Ещё до наступления ночи весь Рим уже говорил о золотых кораблях в императорских садах. Но влиятельнейшая каста народных жрецов, высшая коллегия четырёх, авгуры, предсказывавшие будущее по полёту и пению птиц, священная коллегия квиндецемвиров[53]
, в критические моменты советовавшаяся с древнейшими Сивиллиными книгами, — все те, кто уже видел загадочный и представляющий серьёзную конкуренцию храм Исиды на Марсовом поле и не собирался терпеть подобного, сказали, что в Риме происходят странные вещи:— Эти мраморные корабли держит на поверхности какая-то египетская магия.
Их тревога усиливалась, потому что молодой император не особенно интересовался римскими религиозными обрядами, в то время как Август в своё время, в отличие от него, устраивал грандиозные религиозные церемонии и богато одаривал римские традиционные храмы.
— Император подражает Юлию Цезарю, который сам не приносил жертв богам и другим не велел, — с упрёком проговорил один старый жрец. — Когда он вернулся из Египта после той истории с Клеопатрой, его ум опаснейшим образом переменился...
Вскоре всем стало известно, что на холмах за Арицией, на берегу озера, покоящегося на опасном заснувшем вулкане, развернулось таинственное масштабное строительство. Туда сходились плотники с окрестных гор, приезжали корабельные мастера из Мизен, из Тарента, даже из Александрии, там выгружали столетние стволы деревьев, огромные колонны, горы черепицы. К озеру никого не пускали, но, поднявшись на склон горы и прячась от часовых за деревьями, можно было увидеть густо населённый лагерь этих странных людей. Они усердно работали с утра до ночи и разводили большие костры. Они уже возвели на берегу какое-то гигантское деревянное строение и продолжали работать.
Наконец как-то утром пастухи из Ариции и Ланувия прибежали с криками, что гигантское строение соскользнуло в воду и поплыло — это оказались два корабля. А этого партенопейца Евфимия, что приставал ко всем девушкам, видели в винных погребах, где он покупал вино для своих людей.
Вскоре пятидесятилетний сенатор Кальпурний Пизон, «племянник отравителя», решил снова жениться — на молодой женщине, известной своими чудесными формами («её тело для многих не таит секретов», — похотливо шепнул Каллист), которая, со своей стороны, заканчивала поспешный развод.
Грандиозное состояние Пизонов, как повторял весь Рим, во времена старых процессов спасла Новерка. Поэтому свадьба прошла пышно, собрались все оптиматы, а популярам она показалась наглым политическим вызовом. Один из осведомителей донёс Каллисту, где Кальпурний Пизон встречается — по-прежнему весьма часто — с сенатором Юнием Силаном и рассерженным префектом Серторием Макроном для тайных бесед.
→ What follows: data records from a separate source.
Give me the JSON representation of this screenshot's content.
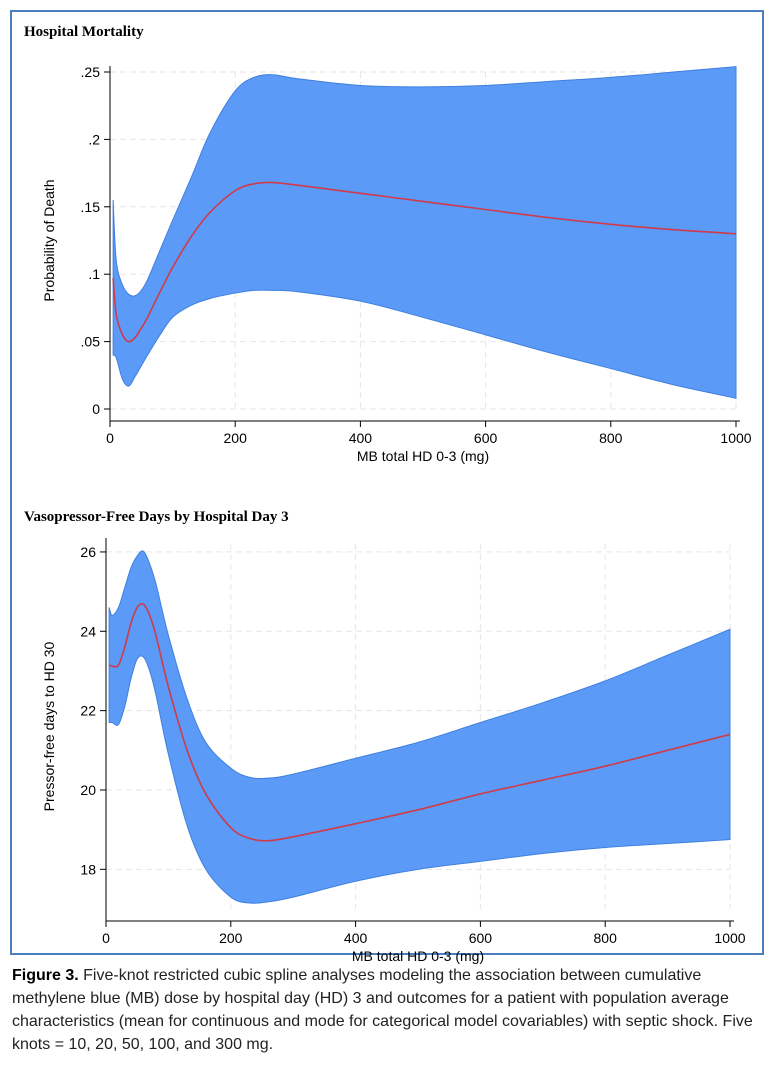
{
  "caption": {
    "label": "Figure 3.",
    "text": "Five-knot restricted cubic spline analyses modeling the association between cumulative methylene blue (MB) dose by hospital day (HD) 3 and outcomes for a patient with population average characteristics (mean for continuous and mode for categorical model covariables) with septic shock. Five knots = 10, 20, 50, 100, and 300 mg."
  },
  "colors": {
    "band": "#5b9bf7",
    "band_edge": "#3f7fe0",
    "line": "#d03a4a",
    "grid": "#e6e6e6",
    "frame": "#4a7fc0"
  },
  "chart_data": [
    {
      "type": "line",
      "title": "Hospital Mortality",
      "xlabel": "MB total HD 0-3 (mg)",
      "ylabel": "Probability of Death",
      "xlim": [
        0,
        1000
      ],
      "ylim": [
        0,
        0.25
      ],
      "xticks": [
        0,
        200,
        400,
        600,
        800,
        1000
      ],
      "xtick_labels": [
        "0",
        "200",
        "400",
        "600",
        "800",
        "1000"
      ],
      "yticks": [
        0,
        0.05,
        0.1,
        0.15,
        0.2,
        0.25
      ],
      "ytick_labels": [
        "0",
        ".05",
        ".1",
        ".15",
        ".2",
        ".25"
      ],
      "x": [
        5,
        10,
        20,
        30,
        40,
        50,
        60,
        80,
        100,
        130,
        160,
        200,
        230,
        260,
        300,
        400,
        500,
        600,
        700,
        800,
        900,
        1000
      ],
      "series": [
        {
          "name": "estimate",
          "values": [
            0.097,
            0.07,
            0.055,
            0.05,
            0.053,
            0.06,
            0.068,
            0.087,
            0.105,
            0.128,
            0.146,
            0.162,
            0.167,
            0.168,
            0.166,
            0.16,
            0.154,
            0.148,
            0.142,
            0.137,
            0.133,
            0.13
          ]
        },
        {
          "name": "upper_ci",
          "values": [
            0.155,
            0.11,
            0.092,
            0.085,
            0.084,
            0.088,
            0.096,
            0.118,
            0.14,
            0.172,
            0.205,
            0.236,
            0.246,
            0.248,
            0.245,
            0.24,
            0.239,
            0.24,
            0.243,
            0.246,
            0.25,
            0.254
          ]
        },
        {
          "name": "lower_ci",
          "values": [
            0.04,
            0.038,
            0.022,
            0.017,
            0.024,
            0.032,
            0.04,
            0.055,
            0.068,
            0.077,
            0.082,
            0.086,
            0.088,
            0.088,
            0.087,
            0.08,
            0.068,
            0.055,
            0.042,
            0.03,
            0.018,
            0.008
          ]
        }
      ]
    },
    {
      "type": "line",
      "title": "Vasopressor-Free Days by Hospital Day 3",
      "xlabel": "MB total HD 0-3 (mg)",
      "ylabel": "Pressor-free days to HD 30",
      "xlim": [
        0,
        1000
      ],
      "ylim": [
        17,
        26.2
      ],
      "xticks": [
        0,
        200,
        400,
        600,
        800,
        1000
      ],
      "xtick_labels": [
        "0",
        "200",
        "400",
        "600",
        "800",
        "1000"
      ],
      "yticks": [
        18,
        20,
        22,
        24,
        26
      ],
      "ytick_labels": [
        "18",
        "20",
        "22",
        "24",
        "26"
      ],
      "x": [
        5,
        10,
        20,
        30,
        40,
        50,
        60,
        70,
        80,
        100,
        130,
        160,
        200,
        230,
        260,
        300,
        400,
        500,
        600,
        700,
        800,
        900,
        1000
      ],
      "series": [
        {
          "name": "estimate",
          "values": [
            23.15,
            23.12,
            23.15,
            23.6,
            24.2,
            24.6,
            24.68,
            24.4,
            23.9,
            22.6,
            21.0,
            19.9,
            19.05,
            18.78,
            18.72,
            18.82,
            19.15,
            19.5,
            19.9,
            20.25,
            20.6,
            21.0,
            21.4
          ]
        },
        {
          "name": "upper_ci",
          "values": [
            24.6,
            24.4,
            24.6,
            25.1,
            25.6,
            25.9,
            26.02,
            25.7,
            25.2,
            23.9,
            22.3,
            21.2,
            20.55,
            20.32,
            20.3,
            20.4,
            20.8,
            21.2,
            21.7,
            22.2,
            22.75,
            23.4,
            24.05
          ]
        },
        {
          "name": "lower_ci",
          "values": [
            21.7,
            21.7,
            21.65,
            22.1,
            22.8,
            23.3,
            23.35,
            23.0,
            22.4,
            20.9,
            19.1,
            18.0,
            17.3,
            17.15,
            17.18,
            17.3,
            17.7,
            18.0,
            18.2,
            18.4,
            18.55,
            18.65,
            18.75
          ]
        }
      ]
    }
  ]
}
— Это невыносимо, — высокомерно говорил Кальпурний. — Приходится величать Августом двадцатисемилетнего мальчишку.
А другие намекали, что «мальчишка» не слишком осмотрителен:
— Он передвигается с лёгким эскортом, ему нравится скакать по полям...
Императору вспомнился дворец в Антиохии — как из внутренних комнат слышится голос отца и сенатор, большой друг Тиберия, тяжело поднимается по ступеням лестницы. Старая, ужасная история повторялась вновь. Из всего Рима в этой опасной интриге можно было положиться только на единственного человека — престарелую Антонию. Но Антонии не было. Однажды вечером она сказала:
— Судьба была добра ко мне. Предпочитаю, чтобы всё закончилось сейчас. Не хочу продолжать жизнь ценой страданий.
Её нашли утром: она сладко спала на своём аккуратном ложе и улыбалась. Её не решились окликнуть. Потом одна верная рабыня коснулась госпожи рукой и в замешательстве прошептала:
— Она совсем холодная...
Император испытал непомерную тоску, захватывающее дух ощущение одиночества, совершенно неодолимое желание отомстить. Но никак не отреагировал на ядовитый рассказ Каллиста, а подумал и в конце концов, одинаково удивив как популяров, так и оптиматов, пригласи Кальпурния Пизона с супругой в императорский дворец. Знатность, могущество, опасность этой зловещей фамилии были таковы, что приглашение показалось знамением мира после старой трагедии, а возможно, выдавало тайный страх.
Соблазнительнейшую супругу звали Ливия Орестилла. И как только она ступила на порог императорского триклиния, сверкая драгоценностями на шёлковой коже, глаза всех самых влиятельных в Риме мужчин — с необычайным разнообразием тайных фантазий — обратились к ней. Вошёл император. Он прошёл мимо выстроившихся в два ряда приглашённых, приблизился к красавице и коротко вполголоса поговорил с ней: сказал, что её красота заслуживает государственной власти.